Websites most support purchases in interior decoration, furniture and electronics chains, but according to customer reviews, the best pages belong to the Motonet chain. The least supportive websites for purchases are in the hardware and grocery trade.
The quality of the website has the greatest impact on the shopping experience of people under the age of 35 and thus on their customer satisfaction. Websites have little impact on older customers – for now.
“Millennials and Generation Z* ** do a lot of data searches and price comparisons on their mobile devices, which is why a good website guides their choices and directly influences the shopping experience in physical stores,” Kurjenoja says.
Kurjenoja anticipates, however, that the importance of websites and digital applications – for example, in design and stylist services – will increase in the buying experience of the physical store, not least because older customers will increasingly switch to digital channels.
The Customer Satisfaction Index supports the development of commerce
Aalto University senior fellow Lasse Mitronen and Jaana Kurjenoja, Chief Economist of the Finnish Commerce Federation, developed a model for measuring different aspects of customer satisfaction in 2018.
“The model examines the buying experience and customer satisfaction so that chains can evaluate themselves against competitors and develop their operations. This is how the whole industry develops,” Lasse Mitronen describes the purpose of the index model.
This year, ETU was also involved in the implementation of the model, which meant that the number of retail chains to be evaluated could be increased to 58 and nearly 20,000 customer reviews were collected.
“The Customer Satisfaction Index provides companies with the opportunity to assess the buying experience from the customer’s perspective, which is essential for the specialty goods trade operating in Finland to be successful in international competition,” says Ulla Pöllänen, Chief Executive Officer of ETU.
Further information:
Jaana Kurjenoja, Chief Economist, Finnish Commerce Federation, tel. 040 820 5378, jaana.kurjenoja(at)kauppa.fi
Lasse Mitronen, senior fellow, Aalto University, tel. 050 375 9015, lasse.mitronen(at)aalto.fi
Ulla Pöllänen, Chief Executive Officer, Federation of Specialty Retailers ETU, tel. 050 300 1660, ulla.pollanen(at)etu.fi
*The success of businesses in the trade is measured by six indices composed of 14 satisfaction indicators, such as the price-quality ratio, the success of practical service work and the desire to do business in the same store again.

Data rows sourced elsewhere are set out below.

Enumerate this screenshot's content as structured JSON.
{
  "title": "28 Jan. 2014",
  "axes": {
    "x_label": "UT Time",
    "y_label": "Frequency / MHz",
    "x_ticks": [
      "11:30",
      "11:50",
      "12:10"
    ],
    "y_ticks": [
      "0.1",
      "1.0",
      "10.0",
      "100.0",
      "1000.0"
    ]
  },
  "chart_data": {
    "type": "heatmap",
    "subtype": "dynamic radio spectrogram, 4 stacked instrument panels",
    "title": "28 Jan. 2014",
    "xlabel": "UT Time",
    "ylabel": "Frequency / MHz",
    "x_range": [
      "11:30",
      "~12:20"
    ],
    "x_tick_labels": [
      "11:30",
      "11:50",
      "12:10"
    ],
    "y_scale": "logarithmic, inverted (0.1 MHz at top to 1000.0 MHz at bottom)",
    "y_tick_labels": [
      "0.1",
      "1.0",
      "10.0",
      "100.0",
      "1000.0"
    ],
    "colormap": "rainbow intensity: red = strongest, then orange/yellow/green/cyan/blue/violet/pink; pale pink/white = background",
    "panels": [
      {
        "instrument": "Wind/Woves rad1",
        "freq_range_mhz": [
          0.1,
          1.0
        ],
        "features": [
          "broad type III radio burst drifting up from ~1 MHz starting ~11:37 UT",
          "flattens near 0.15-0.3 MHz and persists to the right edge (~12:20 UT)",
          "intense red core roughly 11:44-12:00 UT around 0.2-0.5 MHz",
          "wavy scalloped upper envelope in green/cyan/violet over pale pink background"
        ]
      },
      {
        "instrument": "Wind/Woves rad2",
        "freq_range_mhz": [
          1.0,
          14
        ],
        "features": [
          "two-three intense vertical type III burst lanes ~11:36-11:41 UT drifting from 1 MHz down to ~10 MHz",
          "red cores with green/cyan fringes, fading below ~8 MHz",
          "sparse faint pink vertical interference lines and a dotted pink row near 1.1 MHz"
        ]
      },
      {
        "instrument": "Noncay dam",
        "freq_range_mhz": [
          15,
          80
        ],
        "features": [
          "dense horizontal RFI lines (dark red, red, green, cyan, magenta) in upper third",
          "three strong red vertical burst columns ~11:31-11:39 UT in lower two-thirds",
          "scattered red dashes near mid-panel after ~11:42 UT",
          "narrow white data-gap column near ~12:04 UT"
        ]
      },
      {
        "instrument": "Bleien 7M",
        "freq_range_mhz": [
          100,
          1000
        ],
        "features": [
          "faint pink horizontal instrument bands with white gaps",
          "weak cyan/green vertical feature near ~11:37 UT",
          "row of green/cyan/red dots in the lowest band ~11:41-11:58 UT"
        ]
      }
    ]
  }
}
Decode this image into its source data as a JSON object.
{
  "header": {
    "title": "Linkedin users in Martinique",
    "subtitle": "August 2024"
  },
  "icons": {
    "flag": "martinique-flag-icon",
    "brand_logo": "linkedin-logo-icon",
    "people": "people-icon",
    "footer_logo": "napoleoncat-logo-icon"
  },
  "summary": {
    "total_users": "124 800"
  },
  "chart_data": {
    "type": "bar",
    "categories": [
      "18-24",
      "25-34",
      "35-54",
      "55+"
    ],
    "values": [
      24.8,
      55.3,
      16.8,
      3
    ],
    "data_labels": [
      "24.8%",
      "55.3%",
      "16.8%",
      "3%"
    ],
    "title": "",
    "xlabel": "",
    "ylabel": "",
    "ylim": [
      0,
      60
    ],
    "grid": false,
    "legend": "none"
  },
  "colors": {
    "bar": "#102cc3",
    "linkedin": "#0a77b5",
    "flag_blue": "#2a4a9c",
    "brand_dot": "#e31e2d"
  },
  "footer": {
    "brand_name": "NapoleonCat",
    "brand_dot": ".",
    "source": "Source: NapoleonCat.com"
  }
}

The index is based on 19,587 customer reviews from 58 physical retail chains. Kantar TNS was responsible for collecting customer reviews. The index model was developed by Aalto University’s Lasse Mitronen and the Finnish Commerce Federation’s Jaana Kurjenoja, who is also responsible for analysing the results.
**Millennial: Millennials are those born between the 1980s and the mid-1990s.
***Generation Z: Generation Z are those born after the mid-1990s or at the beginning of the 2000s.